One, the salesperson to record his activity. That is first and foremost. If the salesperson won't use it because it is clunky or has bad UX (user design), then the system will be a failure. Also, when the salesperson leaves your company, you want to have all the contacts and data about your prospects, customers and funnel. All of it in the CRM. [see here]
Two, monitoring the funnel and salespeople daily and weekly activity. If there isn't a simple way to see what the salespeople are doing, then the CRM is worthless to management.
Three, a tool for valuation. Without a CRM, investors won't value your company. Good business requires systems. CRM is a system to see customers, funnel, contracts, prospects (market size), etc. So if you ever want to sell, use CRM.

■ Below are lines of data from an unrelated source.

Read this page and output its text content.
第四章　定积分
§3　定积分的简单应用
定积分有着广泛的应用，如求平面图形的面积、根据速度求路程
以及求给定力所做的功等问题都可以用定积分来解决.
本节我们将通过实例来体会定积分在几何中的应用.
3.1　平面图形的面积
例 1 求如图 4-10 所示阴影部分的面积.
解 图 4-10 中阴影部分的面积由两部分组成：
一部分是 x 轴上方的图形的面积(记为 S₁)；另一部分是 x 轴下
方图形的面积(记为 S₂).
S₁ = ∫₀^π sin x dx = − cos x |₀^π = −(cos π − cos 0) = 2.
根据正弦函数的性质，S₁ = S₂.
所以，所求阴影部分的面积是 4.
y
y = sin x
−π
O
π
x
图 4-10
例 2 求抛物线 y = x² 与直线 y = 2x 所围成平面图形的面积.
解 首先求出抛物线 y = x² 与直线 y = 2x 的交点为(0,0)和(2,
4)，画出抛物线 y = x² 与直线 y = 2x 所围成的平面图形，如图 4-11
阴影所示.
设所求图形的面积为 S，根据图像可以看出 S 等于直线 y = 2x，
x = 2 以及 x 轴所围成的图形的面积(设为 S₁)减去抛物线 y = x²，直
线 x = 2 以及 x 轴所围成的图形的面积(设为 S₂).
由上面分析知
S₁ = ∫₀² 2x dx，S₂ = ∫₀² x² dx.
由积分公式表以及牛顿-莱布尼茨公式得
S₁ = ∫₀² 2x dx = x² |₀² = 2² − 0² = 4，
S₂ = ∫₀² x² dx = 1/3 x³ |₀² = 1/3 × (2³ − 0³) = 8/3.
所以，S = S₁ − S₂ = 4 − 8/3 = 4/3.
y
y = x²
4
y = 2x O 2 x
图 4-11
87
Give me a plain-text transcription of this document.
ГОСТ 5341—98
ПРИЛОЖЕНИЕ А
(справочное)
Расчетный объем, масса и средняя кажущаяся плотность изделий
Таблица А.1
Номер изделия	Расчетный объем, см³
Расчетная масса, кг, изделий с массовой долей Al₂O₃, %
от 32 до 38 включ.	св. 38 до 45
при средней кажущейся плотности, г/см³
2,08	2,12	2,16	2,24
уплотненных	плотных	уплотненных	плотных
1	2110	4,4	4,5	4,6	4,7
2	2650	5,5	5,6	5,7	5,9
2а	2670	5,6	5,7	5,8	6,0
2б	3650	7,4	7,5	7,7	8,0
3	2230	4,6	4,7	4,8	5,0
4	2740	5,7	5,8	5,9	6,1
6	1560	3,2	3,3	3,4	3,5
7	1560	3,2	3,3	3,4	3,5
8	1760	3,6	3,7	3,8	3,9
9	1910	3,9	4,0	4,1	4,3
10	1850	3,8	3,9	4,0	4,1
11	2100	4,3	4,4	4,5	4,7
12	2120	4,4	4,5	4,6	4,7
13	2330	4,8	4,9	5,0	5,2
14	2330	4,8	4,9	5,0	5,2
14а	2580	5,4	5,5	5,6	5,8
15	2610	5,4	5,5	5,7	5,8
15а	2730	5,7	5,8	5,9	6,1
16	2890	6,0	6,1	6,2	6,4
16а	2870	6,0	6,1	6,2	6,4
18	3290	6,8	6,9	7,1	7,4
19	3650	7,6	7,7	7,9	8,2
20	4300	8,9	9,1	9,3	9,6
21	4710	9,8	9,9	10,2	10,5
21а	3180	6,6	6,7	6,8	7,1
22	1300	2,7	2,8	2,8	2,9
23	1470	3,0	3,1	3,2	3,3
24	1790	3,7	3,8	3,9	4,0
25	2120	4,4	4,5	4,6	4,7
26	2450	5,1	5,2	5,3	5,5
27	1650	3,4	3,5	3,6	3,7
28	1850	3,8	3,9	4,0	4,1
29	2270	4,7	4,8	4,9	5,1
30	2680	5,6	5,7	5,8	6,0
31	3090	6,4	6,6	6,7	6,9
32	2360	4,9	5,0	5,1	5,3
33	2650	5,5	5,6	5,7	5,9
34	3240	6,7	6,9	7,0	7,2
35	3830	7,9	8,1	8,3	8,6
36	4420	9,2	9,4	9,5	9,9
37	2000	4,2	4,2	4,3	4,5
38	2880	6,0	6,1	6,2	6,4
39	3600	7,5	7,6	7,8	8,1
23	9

CLECs and ISPs tend to build their own or use an open source platform like SugarCRM, although I would advise against clunky software. You need a good GUI (user interface) that makes it easy for the salespeople to use. In many cases, it has to be mobile accessible too.
MSPs tend to use the platform of their business like ConnectWise or Autotask. Clunky. You can use another system and do some swivel chair.
IDEA2 has an answer for the clunky CRM interface -- use Slack as your interface! IDEA2 just launched Sasquatch. You can easily build a CRM system using the IDEA2 platform with if-this-then-that functions, build an API, and connect the system to Marketo, Mailchimp, Gmail, etc. It is the wave of the future: business-functions-as-a-service. Cloud 2.0 if you will or at east SAAS 2.0.
Because everyone wants the CRM to connect, check the available API integration. Zoho has a lot. Some telecom agents use SalesReach with Salesforce - lot of integrations, seems like overkill (or overpay) to me, but it works for them.
There are a lot of CRM systems out there. Simple ones that work for small business like Real Simple or Batchbook or Insightly. Contactually seems more like contact management system for an online business than a full CRM. Depends what you need.
I don't talk about the big ones like Salesforce or MS Dynamics because it seems like overkill for most of the service providers I work with. However, if you are a Microsoft shop, Dynamics would seem to be an avenue to examine.
There are 9 alternatives including Nimble, Pipeline and Pipelinedeals.
SIDEBAR
If you need dialer software, Ringio must have pivoted because it talks about dialer software for Zoho and Salesforce. Five9 cloud contact center software has dialer integration for CRM.